Cellulose

Cellulose is the most abundant natural biopolymer. Cellulose mostly comprises a plant’s cell wall. This provides the cell structural support. Wood and paper are mostly cellulosic in nature.In cellulose, glucose monomers are linked in unbranched chains by β 1-4 glycosidic linkages. Because of the way the glucose subunits are joined, every glucose monomer is flipped relative to the next one resulting in a linear, fibrous structure.

As the figure above shows, every other glucose monomer in cellulose is flipped over, and the monomers are packed tightly as extended long chains. This gives cellulose its rigidity and high tensile strength—which is so important to plant cells.

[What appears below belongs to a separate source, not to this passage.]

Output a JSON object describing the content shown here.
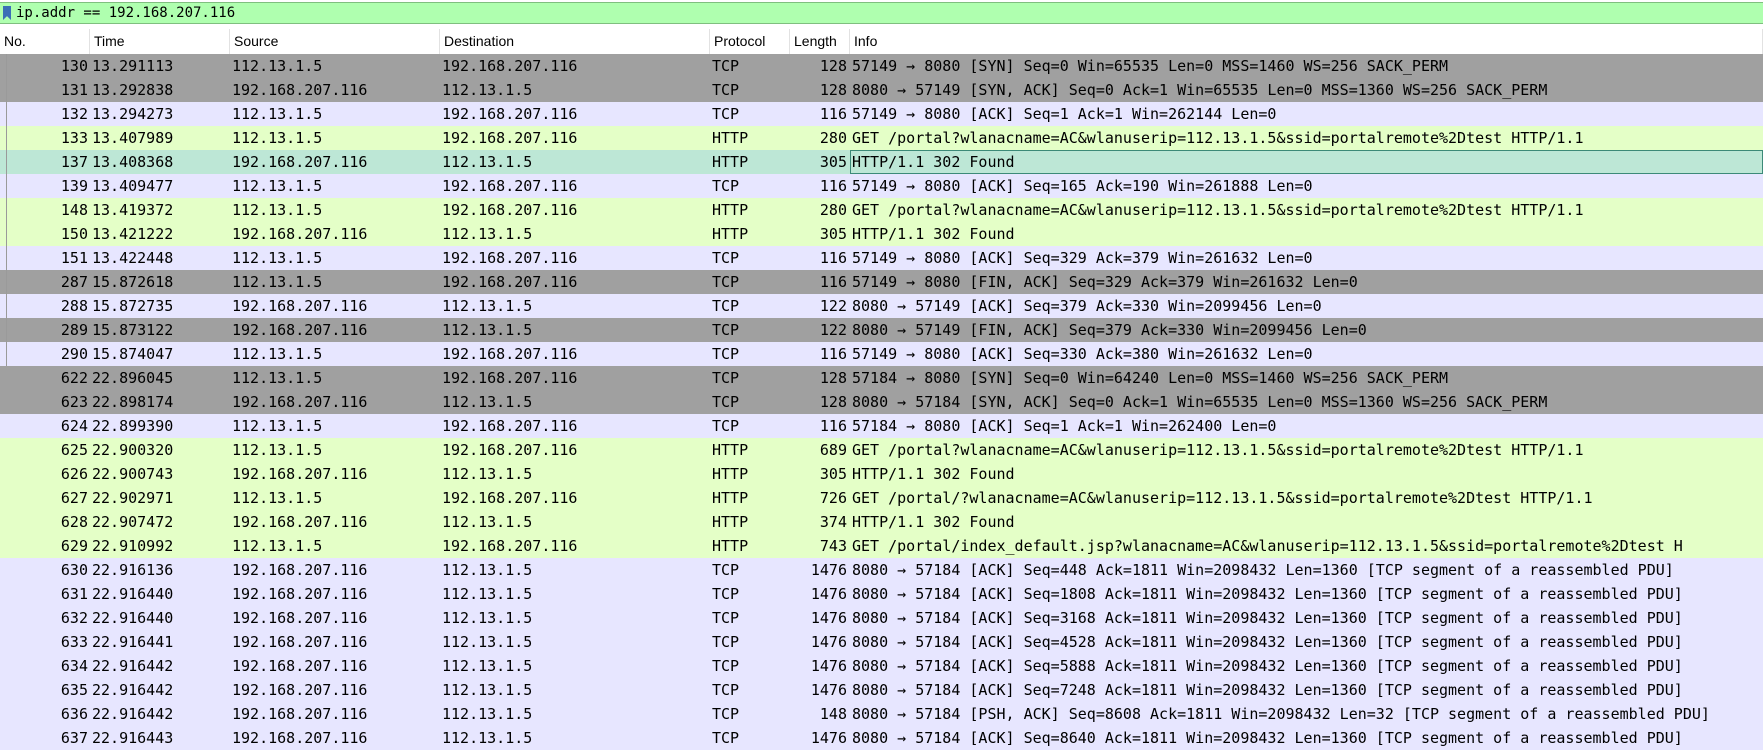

While human digestive enzymes cannot break down the β 1-4 linkage, herbivores such as cows, koalas, and buffalos are able, with the help of the specialized flora in their stomach, to digest plant material that is rich in cellulose and use it as a food source. In some of these animals, certain species of bacteria and protists reside in the rumen (part of the herbivore’s digestive system) and secrete the enzyme cellulase.

The appendix of grazing animals also contains bacteria that digest cellulose, giving it an important role in ruminants’ digestive systems. Cellulases can break down cellulose into glucose monomers that animals use as an energy source. Termites are also able to break down cellulose because of the presence of other organisms in their bodies that secrete cellulases.